In recent years, Hal had been a co-star in his own book, sharing time with Simon Baz and, more importantly, Sinestro. In Green Lantern #20, Sinestro finally found his redemption. Sinestro, the eternal foil for Jordan, aided Hal in his battle against Valthoom and the Guardians by reviving his own Corps of fear mongers. It was a worthy conclusion for the villain that had driven Johns’ run to its ultimate heights. Shockingly, Sinestro displays a new found altruism that actually serves a double purpose in redeeming the Guardians.As fans said farewell to the writer they so admired, Johns said goodbye to his characters, all of them. Every one of his creations got a last moment to shine. Every spectrum was present to remind readers of their special place within the DC Universe, but the most heartfelt moments of farewell were reserved for the five human Lanterns. Through the story device of a flash forward to the future of the Corps, a Lantern recruit learns the fate of each human Green Lantern from a cloaked Lantern historian. Through these devices, Johns explores what each character meant to the Lantern mythos, Guy as the warrior, John as the builder, Kyle as the keeper of the flame, and Simon as the miracle worker. Of course the book’s last moments were reserved for Hal and Sinestro, as they both live happily ever after. Not many stories have the guts to let the villain get the happily ever after, but Johns run was never what one would call typical. He even succeeds in bringing back G’nort, a silly character noticeably absent from this entire run, and like everything he touched previously, even the introduction of G’nort worked.

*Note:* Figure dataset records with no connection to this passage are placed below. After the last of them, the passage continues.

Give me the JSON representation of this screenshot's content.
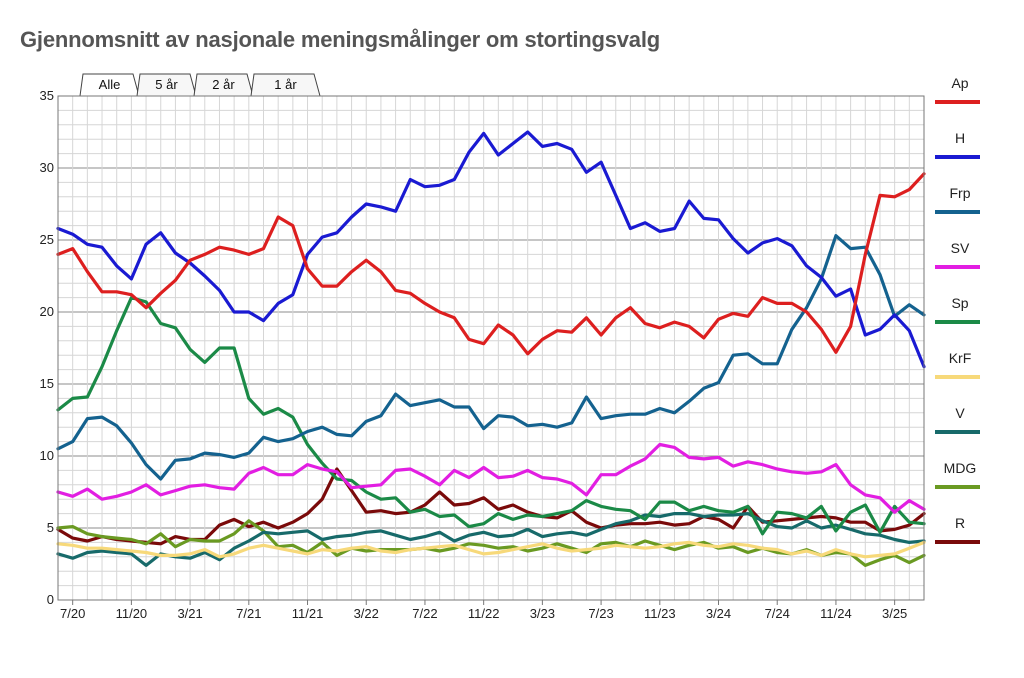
{
  "title": "Gjennomsnitt av nasjonale meningsmålinger om stortingsvalg",
  "tabs": [
    {
      "label": "Alle",
      "active": true
    },
    {
      "label": "5 år",
      "active": false
    },
    {
      "label": "2 år",
      "active": false
    },
    {
      "label": "1 år",
      "active": false
    }
  ],
  "chart_data": {
    "type": "line",
    "title": "Gjennomsnitt av nasjonale meningsmålinger om stortingsvalg",
    "xlabel": "",
    "ylabel": "",
    "ylim": [
      0,
      35
    ],
    "yticks": [
      0,
      5,
      10,
      15,
      20,
      25,
      30,
      35
    ],
    "x_start": "2020-06",
    "x_end": "2025-05",
    "xticks": [
      {
        "label": "7/20",
        "month": "2020-07"
      },
      {
        "label": "11/20",
        "month": "2020-11"
      },
      {
        "label": "3/21",
        "month": "2021-03"
      },
      {
        "label": "7/21",
        "month": "2021-07"
      },
      {
        "label": "11/21",
        "month": "2021-11"
      },
      {
        "label": "3/22",
        "month": "2022-03"
      },
      {
        "label": "7/22",
        "month": "2022-07"
      },
      {
        "label": "11/22",
        "month": "2022-11"
      },
      {
        "label": "3/23",
        "month": "2023-03"
      },
      {
        "label": "7/23",
        "month": "2023-07"
      },
      {
        "label": "11/23",
        "month": "2023-11"
      },
      {
        "label": "3/24",
        "month": "2024-03"
      },
      {
        "label": "7/24",
        "month": "2024-07"
      },
      {
        "label": "11/24",
        "month": "2024-11"
      },
      {
        "label": "3/25",
        "month": "2025-03"
      }
    ],
    "grid": true,
    "legend_position": "right",
    "series": [
      {
        "name": "Ap",
        "color": "#dd1f1f",
        "values": [
          24.0,
          24.4,
          22.8,
          21.4,
          21.4,
          21.2,
          20.3,
          21.3,
          22.2,
          23.6,
          24.0,
          24.5,
          24.3,
          24.0,
          24.4,
          26.6,
          26.0,
          23.0,
          21.8,
          21.8,
          22.8,
          23.6,
          22.8,
          21.5,
          21.3,
          20.6,
          20.0,
          19.6,
          18.1,
          17.8,
          19.1,
          18.4,
          17.1,
          18.1,
          18.7,
          18.6,
          19.6,
          18.4,
          19.6,
          20.3,
          19.2,
          18.9,
          19.3,
          19.0,
          18.2,
          19.5,
          19.9,
          19.7,
          21.0,
          20.6,
          20.6,
          20.0,
          18.8,
          17.2,
          19.0,
          24.0,
          28.1,
          28.0,
          28.5,
          29.6
        ]
      },
      {
        "name": "H",
        "color": "#1a1ad2",
        "values": [
          25.8,
          25.4,
          24.7,
          24.5,
          23.2,
          22.3,
          24.7,
          25.5,
          24.1,
          23.4,
          22.5,
          21.5,
          20.0,
          20.0,
          19.4,
          20.6,
          21.2,
          24.0,
          25.2,
          25.5,
          26.6,
          27.5,
          27.3,
          27.0,
          29.2,
          28.7,
          28.8,
          29.2,
          31.1,
          32.4,
          30.9,
          31.7,
          32.5,
          31.5,
          31.7,
          31.3,
          29.7,
          30.4,
          28.1,
          25.8,
          26.2,
          25.6,
          25.8,
          27.7,
          26.5,
          26.4,
          25.1,
          24.1,
          24.8,
          25.1,
          24.6,
          23.2,
          22.4,
          21.1,
          21.6,
          18.4,
          18.8,
          19.8,
          18.7,
          16.2
        ]
      },
      {
        "name": "Frp",
        "color": "#14628f",
        "values": [
          10.5,
          11.0,
          12.6,
          12.7,
          12.1,
          10.9,
          9.4,
          8.4,
          9.7,
          9.8,
          10.2,
          10.1,
          9.9,
          10.2,
          11.3,
          11.0,
          11.2,
          11.7,
          12.0,
          11.5,
          11.4,
          12.4,
          12.8,
          14.3,
          13.5,
          13.7,
          13.9,
          13.4,
          13.4,
          11.9,
          12.8,
          12.7,
          12.1,
          12.2,
          12.0,
          12.3,
          14.1,
          12.6,
          12.8,
          12.9,
          12.9,
          13.3,
          13.0,
          13.8,
          14.7,
          15.1,
          17.0,
          17.1,
          16.4,
          16.4,
          18.8,
          20.3,
          22.3,
          25.3,
          24.4,
          24.5,
          22.6,
          19.7,
          20.5,
          19.8
        ]
      },
      {
        "name": "SV",
        "color": "#e21ee2",
        "values": [
          7.5,
          7.2,
          7.7,
          7.0,
          7.2,
          7.5,
          8.0,
          7.3,
          7.6,
          7.9,
          8.0,
          7.8,
          7.7,
          8.8,
          9.2,
          8.7,
          8.7,
          9.4,
          9.1,
          8.9,
          7.8,
          7.9,
          8.0,
          9.0,
          9.1,
          8.6,
          8.0,
          9.0,
          8.5,
          9.2,
          8.5,
          8.6,
          9.0,
          8.5,
          8.4,
          8.1,
          7.3,
          8.7,
          8.7,
          9.3,
          9.8,
          10.8,
          10.6,
          9.9,
          9.8,
          9.9,
          9.3,
          9.6,
          9.4,
          9.1,
          8.9,
          8.8,
          8.9,
          9.4,
          8.0,
          7.3,
          7.1,
          6.1,
          6.9,
          6.3
        ]
      },
      {
        "name": "Sp",
        "color": "#1b8a47",
        "values": [
          13.2,
          14.0,
          14.1,
          16.2,
          18.7,
          21.0,
          20.7,
          19.2,
          18.9,
          17.4,
          16.5,
          17.5,
          17.5,
          14.0,
          12.9,
          13.3,
          12.7,
          10.8,
          9.5,
          8.4,
          8.3,
          7.5,
          7.0,
          7.1,
          6.1,
          6.3,
          5.8,
          5.9,
          5.1,
          5.3,
          6.0,
          5.6,
          5.9,
          5.8,
          6.0,
          6.2,
          6.9,
          6.5,
          6.3,
          6.2,
          5.6,
          6.8,
          6.8,
          6.2,
          6.5,
          6.2,
          6.1,
          6.5,
          4.6,
          6.1,
          6.0,
          5.7,
          6.5,
          4.8,
          6.1,
          6.6,
          4.7,
          6.5,
          5.4,
          5.3
        ]
      },
      {
        "name": "KrF",
        "color": "#f7d97a",
        "values": [
          3.9,
          3.8,
          3.6,
          3.6,
          3.5,
          3.4,
          3.3,
          3.1,
          3.1,
          3.2,
          3.5,
          3.0,
          3.2,
          3.6,
          3.8,
          3.6,
          3.4,
          3.2,
          3.5,
          3.4,
          3.6,
          3.7,
          3.4,
          3.3,
          3.5,
          3.6,
          3.7,
          3.8,
          3.5,
          3.2,
          3.3,
          3.5,
          3.7,
          3.9,
          3.6,
          3.4,
          3.5,
          3.6,
          3.8,
          3.7,
          3.6,
          3.7,
          3.9,
          4.0,
          3.8,
          3.7,
          3.9,
          3.8,
          3.6,
          3.5,
          3.2,
          3.4,
          3.1,
          3.5,
          3.2,
          3.0,
          3.1,
          3.2,
          3.6,
          4.0
        ]
      },
      {
        "name": "V",
        "color": "#176a6a",
        "values": [
          3.2,
          2.9,
          3.3,
          3.4,
          3.3,
          3.2,
          2.4,
          3.2,
          3.0,
          2.9,
          3.3,
          2.8,
          3.6,
          4.1,
          4.7,
          4.6,
          4.7,
          4.8,
          4.2,
          4.4,
          4.5,
          4.7,
          4.8,
          4.5,
          4.2,
          4.4,
          4.7,
          4.1,
          4.5,
          4.7,
          4.4,
          4.5,
          4.9,
          4.4,
          4.6,
          4.7,
          4.5,
          4.9,
          5.3,
          5.5,
          5.9,
          5.8,
          6.0,
          6.0,
          5.8,
          5.9,
          5.9,
          6.0,
          5.5,
          5.1,
          5.0,
          5.5,
          5.0,
          5.2,
          4.9,
          4.6,
          4.5,
          4.2,
          4.0,
          4.1
        ]
      },
      {
        "name": "MDG",
        "color": "#6a9a22",
        "values": [
          5.0,
          5.1,
          4.6,
          4.4,
          4.3,
          4.2,
          3.9,
          4.6,
          3.7,
          4.2,
          4.1,
          4.1,
          4.6,
          5.5,
          4.8,
          3.7,
          3.8,
          3.3,
          4.0,
          3.1,
          3.6,
          3.4,
          3.5,
          3.5,
          3.5,
          3.6,
          3.4,
          3.6,
          3.9,
          3.8,
          3.6,
          3.7,
          3.4,
          3.6,
          3.9,
          3.6,
          3.3,
          3.9,
          4.0,
          3.7,
          4.1,
          3.8,
          3.5,
          3.8,
          4.0,
          3.6,
          3.7,
          3.3,
          3.6,
          3.3,
          3.2,
          3.5,
          3.1,
          3.3,
          3.2,
          2.4,
          2.8,
          3.1,
          2.6,
          3.1
        ]
      },
      {
        "name": "R",
        "color": "#7a0a0a",
        "values": [
          4.9,
          4.3,
          4.1,
          4.4,
          4.2,
          4.1,
          4.0,
          3.9,
          4.4,
          4.2,
          4.2,
          5.2,
          5.6,
          5.1,
          5.4,
          5.0,
          5.4,
          6.0,
          7.0,
          9.1,
          7.6,
          6.1,
          6.2,
          6.0,
          6.1,
          6.6,
          7.5,
          6.6,
          6.7,
          7.1,
          6.3,
          6.6,
          6.1,
          5.8,
          5.7,
          6.2,
          5.4,
          5.0,
          5.2,
          5.3,
          5.3,
          5.4,
          5.2,
          5.3,
          5.8,
          5.6,
          5.0,
          6.5,
          5.4,
          5.5,
          5.6,
          5.7,
          5.8,
          5.7,
          5.4,
          5.4,
          4.8,
          4.9,
          5.2,
          6.0
        ]
      }
    ]
  }
}
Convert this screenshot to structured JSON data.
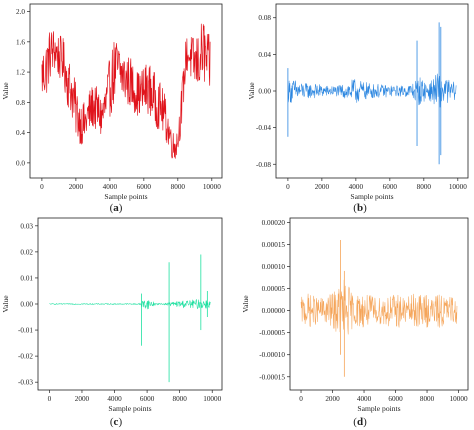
{
  "figure": {
    "panels": [
      {
        "letter_open": "(",
        "letter": "a",
        "letter_close": ")"
      },
      {
        "letter_open": "(",
        "letter": "b",
        "letter_close": ")"
      },
      {
        "letter_open": "(",
        "letter": "c",
        "letter_close": ")"
      },
      {
        "letter_open": "(",
        "letter": "d",
        "letter_close": ")"
      }
    ]
  },
  "chart_data": [
    {
      "type": "line",
      "title": "",
      "xlabel": "Sample points",
      "ylabel": "Value",
      "xlim": [
        -700,
        10600
      ],
      "ylim": [
        -0.2,
        2.1
      ],
      "xticks": [
        0,
        2000,
        4000,
        6000,
        8000,
        10000
      ],
      "yticks": [
        0.0,
        0.4,
        0.8,
        1.2,
        1.6,
        2.0
      ],
      "ytick_labels": [
        "0.0",
        "0.4",
        "0.8",
        "1.2",
        "1.6",
        "2.0"
      ],
      "color": "#e0141c",
      "series": [
        {
          "x": [
            0,
            250,
            500,
            750,
            1000,
            1250,
            1500,
            1750,
            2000,
            2250,
            2500,
            2750,
            3000,
            3250,
            3500,
            3750,
            4000,
            4250,
            4500,
            4750,
            5000,
            5250,
            5500,
            5750,
            6000,
            6250,
            6500,
            6750,
            7000,
            7250,
            7500,
            7750,
            8000,
            8250,
            8500,
            8750,
            9000,
            9250,
            9500,
            9750
          ],
          "values": [
            1.15,
            1.25,
            1.45,
            1.5,
            1.4,
            1.35,
            1.1,
            0.95,
            0.7,
            0.55,
            0.5,
            0.65,
            0.75,
            0.7,
            0.6,
            0.75,
            1.0,
            1.2,
            1.25,
            1.15,
            1.1,
            1.05,
            0.95,
            0.9,
            0.95,
            1.0,
            0.9,
            0.8,
            0.75,
            0.6,
            0.4,
            0.2,
            0.3,
            0.8,
            1.45,
            1.4,
            1.3,
            1.35,
            1.5,
            1.3
          ],
          "spread": [
            0.35,
            0.4,
            0.35,
            0.3,
            0.3,
            0.3,
            0.35,
            0.35,
            0.35,
            0.3,
            0.3,
            0.3,
            0.3,
            0.3,
            0.3,
            0.35,
            0.4,
            0.45,
            0.4,
            0.35,
            0.35,
            0.35,
            0.3,
            0.3,
            0.35,
            0.35,
            0.35,
            0.35,
            0.3,
            0.3,
            0.25,
            0.2,
            0.2,
            0.3,
            0.25,
            0.3,
            0.35,
            0.4,
            0.45,
            0.4
          ]
        }
      ]
    },
    {
      "type": "line",
      "title": "",
      "xlabel": "Sample points",
      "ylabel": "Value",
      "xlim": [
        -700,
        10600
      ],
      "ylim": [
        -0.095,
        0.095
      ],
      "xticks": [
        0,
        2000,
        4000,
        6000,
        8000,
        10000
      ],
      "yticks": [
        -0.08,
        -0.04,
        0.0,
        0.04,
        0.08
      ],
      "ytick_labels": [
        "-0.08",
        "-0.04",
        "0.00",
        "0.04",
        "0.08"
      ],
      "color": "#2b86e0",
      "series": [
        {
          "x": [
            0,
            250,
            500,
            750,
            1000,
            1250,
            1500,
            1750,
            2000,
            2250,
            2500,
            2750,
            3000,
            3250,
            3500,
            3750,
            4000,
            4250,
            4500,
            4750,
            5000,
            5250,
            5500,
            5750,
            6000,
            6250,
            6500,
            6750,
            7000,
            7250,
            7500,
            7750,
            8000,
            8250,
            8500,
            8750,
            9000,
            9250,
            9500,
            9750
          ],
          "values": [
            0,
            0,
            0,
            0,
            0,
            0,
            0,
            0,
            0,
            0,
            0,
            0,
            0,
            0,
            0,
            0,
            0,
            0,
            0,
            0,
            0,
            0,
            0,
            0,
            0,
            0,
            0,
            0,
            0,
            0,
            0,
            0,
            0,
            0,
            0,
            0,
            0,
            0,
            0,
            0
          ],
          "spread": [
            0.012,
            0.014,
            0.012,
            0.01,
            0.009,
            0.008,
            0.008,
            0.008,
            0.007,
            0.006,
            0.006,
            0.006,
            0.006,
            0.008,
            0.01,
            0.012,
            0.014,
            0.012,
            0.01,
            0.009,
            0.008,
            0.008,
            0.007,
            0.007,
            0.006,
            0.006,
            0.006,
            0.006,
            0.007,
            0.008,
            0.012,
            0.016,
            0.012,
            0.01,
            0.012,
            0.02,
            0.018,
            0.014,
            0.012,
            0.01
          ],
          "spikes": [
            {
              "x": 0,
              "min": -0.05,
              "max": 0.025
            },
            {
              "x": 7600,
              "min": -0.06,
              "max": 0.055
            },
            {
              "x": 8900,
              "min": -0.08,
              "max": 0.075
            },
            {
              "x": 9000,
              "min": -0.07,
              "max": 0.07
            }
          ]
        }
      ]
    },
    {
      "type": "line",
      "title": "",
      "xlabel": "Sample points",
      "ylabel": "Value",
      "xlim": [
        -700,
        10600
      ],
      "ylim": [
        -0.033,
        0.033
      ],
      "xticks": [
        0,
        2000,
        4000,
        6000,
        8000,
        10000
      ],
      "yticks": [
        -0.03,
        -0.02,
        -0.01,
        0.0,
        0.01,
        0.02,
        0.03
      ],
      "ytick_labels": [
        "-0.03",
        "-0.02",
        "-0.01",
        "0.00",
        "0.01",
        "0.02",
        "0.03"
      ],
      "color": "#1ee0a0",
      "series": [
        {
          "x": [
            0,
            250,
            500,
            750,
            1000,
            1250,
            1500,
            1750,
            2000,
            2250,
            2500,
            2750,
            3000,
            3250,
            3500,
            3750,
            4000,
            4250,
            4500,
            4750,
            5000,
            5250,
            5500,
            5750,
            6000,
            6250,
            6500,
            6750,
            7000,
            7250,
            7500,
            7750,
            8000,
            8250,
            8500,
            8750,
            9000,
            9250,
            9500,
            9750
          ],
          "values": [
            0,
            0,
            0,
            0,
            0,
            0,
            0,
            0,
            0,
            0,
            0,
            0,
            0,
            0,
            0,
            0,
            0,
            0,
            0,
            0,
            0,
            0,
            0,
            0,
            0,
            0,
            0,
            0,
            0,
            0,
            0,
            0,
            0,
            0,
            0,
            0,
            0,
            0,
            0,
            0
          ],
          "spread": [
            0.0002,
            0.0002,
            0.0002,
            0.0002,
            0.0002,
            0.0002,
            0.0002,
            0.0002,
            0.0002,
            0.0002,
            0.0002,
            0.0002,
            0.0002,
            0.0002,
            0.0002,
            0.0002,
            0.0002,
            0.0002,
            0.0002,
            0.0002,
            0.0002,
            0.0002,
            0.0003,
            0.0015,
            0.002,
            0.0015,
            0.0005,
            0.0003,
            0.0003,
            0.0005,
            0.0008,
            0.001,
            0.0012,
            0.0015,
            0.0015,
            0.0015,
            0.0018,
            0.002,
            0.002,
            0.0015
          ],
          "spikes": [
            {
              "x": 5650,
              "min": -0.016,
              "max": 0.004
            },
            {
              "x": 7350,
              "min": -0.03,
              "max": 0.016
            },
            {
              "x": 9300,
              "min": -0.01,
              "max": 0.019
            },
            {
              "x": 9700,
              "min": -0.005,
              "max": 0.005
            }
          ]
        }
      ]
    },
    {
      "type": "line",
      "title": "",
      "xlabel": "Sample points",
      "ylabel": "Value",
      "xlim": [
        -700,
        10600
      ],
      "ylim": [
        -0.00018,
        0.00021
      ],
      "xticks": [
        0,
        2000,
        4000,
        6000,
        8000,
        10000
      ],
      "yticks": [
        -0.00015,
        -0.0001,
        -5e-05,
        0.0,
        5e-05,
        0.0001,
        0.00015,
        0.0002
      ],
      "ytick_labels": [
        "-0.00015",
        "-0.00010",
        "-0.00005",
        "0.00000",
        "0.00005",
        "0.00010",
        "0.00015",
        "0.00020"
      ],
      "color": "#f5a55a",
      "series": [
        {
          "x": [
            0,
            250,
            500,
            750,
            1000,
            1250,
            1500,
            1750,
            2000,
            2250,
            2500,
            2750,
            3000,
            3250,
            3500,
            3750,
            4000,
            4250,
            4500,
            4750,
            5000,
            5250,
            5500,
            5750,
            6000,
            6250,
            6500,
            6750,
            7000,
            7250,
            7500,
            7750,
            8000,
            8250,
            8500,
            8750,
            9000,
            9250,
            9500,
            9750
          ],
          "values": [
            0,
            0,
            0,
            0,
            0,
            0,
            0,
            0,
            0,
            0,
            0,
            0,
            0,
            0,
            0,
            0,
            0,
            0,
            0,
            0,
            0,
            0,
            0,
            0,
            0,
            0,
            0,
            0,
            0,
            0,
            0,
            0,
            0,
            0,
            0,
            0,
            0,
            0,
            0,
            0
          ],
          "spread": [
            3e-05,
            3.5e-05,
            4e-05,
            3.5e-05,
            3e-05,
            3e-05,
            3e-05,
            3.5e-05,
            4e-05,
            5e-05,
            6e-05,
            8e-05,
            6e-05,
            4e-05,
            3.5e-05,
            4e-05,
            4e-05,
            3.5e-05,
            3.5e-05,
            3e-05,
            3e-05,
            3.5e-05,
            4e-05,
            3.5e-05,
            4e-05,
            4e-05,
            3e-05,
            3e-05,
            3.5e-05,
            4e-05,
            3.5e-05,
            4e-05,
            4e-05,
            3e-05,
            3e-05,
            4e-05,
            4e-05,
            3e-05,
            3.5e-05,
            3e-05
          ],
          "spikes": [
            {
              "x": 2500,
              "min": -0.0001,
              "max": 0.00016
            },
            {
              "x": 2750,
              "min": -0.00015,
              "max": 9e-05
            }
          ]
        }
      ]
    }
  ]
}
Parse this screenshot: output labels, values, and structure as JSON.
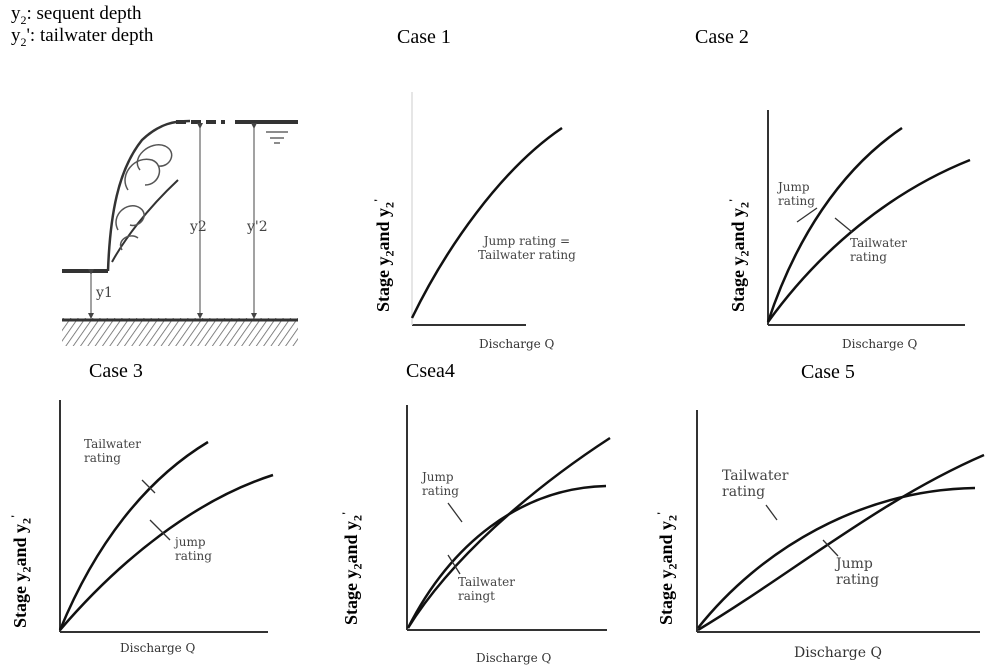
{
  "legend": {
    "y2_sym": "y",
    "y2_sub": "2",
    "y2_text": ": sequent depth",
    "y2p_sym": "y",
    "y2p_sub": "2",
    "y2p_text": "': tailwater depth"
  },
  "case_titles": [
    "Case 1",
    "Case 2",
    "Case 3",
    "Csea4",
    "Case 5"
  ],
  "axis": {
    "ylabel_main": "Stage y",
    "ylabel_sub1": "2",
    "ylabel_mid": "and y",
    "ylabel_sub2": "2",
    "ylabel_prime": "'",
    "xlabel": "Discharge Q"
  },
  "sketch": {
    "y1": "y1",
    "y2": "y2",
    "y2p": "y'2"
  },
  "case1": {
    "label_line1": "Jump rating =",
    "label_line2": "Tailwater rating"
  },
  "case2": {
    "jump_line1": "Jump",
    "jump_line2": "rating",
    "tail_line1": "Tailwater",
    "tail_line2": "rating"
  },
  "case3": {
    "tail_line1": "Tailwater",
    "tail_line2": "rating",
    "jump_line1": "jump",
    "jump_line2": "rating"
  },
  "case4": {
    "jump_line1": "Jump",
    "jump_line2": "rating",
    "tail_line1": "Tailwater",
    "tail_line2": "raingt"
  },
  "case5": {
    "tail_line1": "Tailwater",
    "tail_line2": "rating",
    "jump_line1": "Jump",
    "jump_line2": "rating"
  }
}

A proper farewell cannot be bid to the Geoff Johns era without a mention of Peter Tomasi. In Green Lantern Corps, first Dave Gibbons and later, Peter Tomasi picked up on Johns’ myth creation and ran with it. Tomasi in particular, was an invaluable partner to Johns who provided a perfect voice to deeply explore John’s ideas. In Tomasi’s Green Lantern Corps, readers were able to explore the members that were inspired by Hal’s example. Tomasi made an already huge universe of characters even bigger, providing an outlet for the further exploration of John, Kyle, Guy and the myriad alien Lanterns introduced before and during Johns’ run. Johns and Tomasi would volley story beats back and forth between the titles, myth-building with every hit.While the stories in Green Lantern were big, they were not big enough to explore the ramifications of these universe-altering tales for every member of the extended GL family. Pete Tomasi crafted equally compelling stories about the other Lanterns, all the while exploring and fleshing out alien characters in all the Corps to make the Green Lantern universe even richer. While Johns introduced the Third Army, it was Tomasi’s visceral tone that made them truly terrifying, so when they popped up in Hal’s book, readers know what horrific creatures Hal was up against. After Johns introduced Valthoom, Tomasi explored the monster’s methods and motivations. This was the formula for their entire run, Johns would introduce, and Tomasi would flesh out, all the while guiding the adventures of the Green Lanterns of earth.
It’s rare that two creators end legendary runs that are intertwined together. As new voices come aboard Green Lantern and Green Lantern Corps, it is clear that they will have a legacy to live up to, but with Johns and Tomasi as inspiration, fans can rest assured, that the flame will burn bright. Green Lantern #20 was a fitting farewell from a writer to his characters. Johns says farewell to each of his creations in turn, allowing each their moment to shine and reminding the reader why each one is so amazing. Future writers will look to this run as a guide, utilizing characters and concepts dreamed up in almost a decade of storytelling; let us hope these writers have the creative acumen to add a fraction of what Geoff Johns and Peter Tomasi did to the legacy of Green Lantern.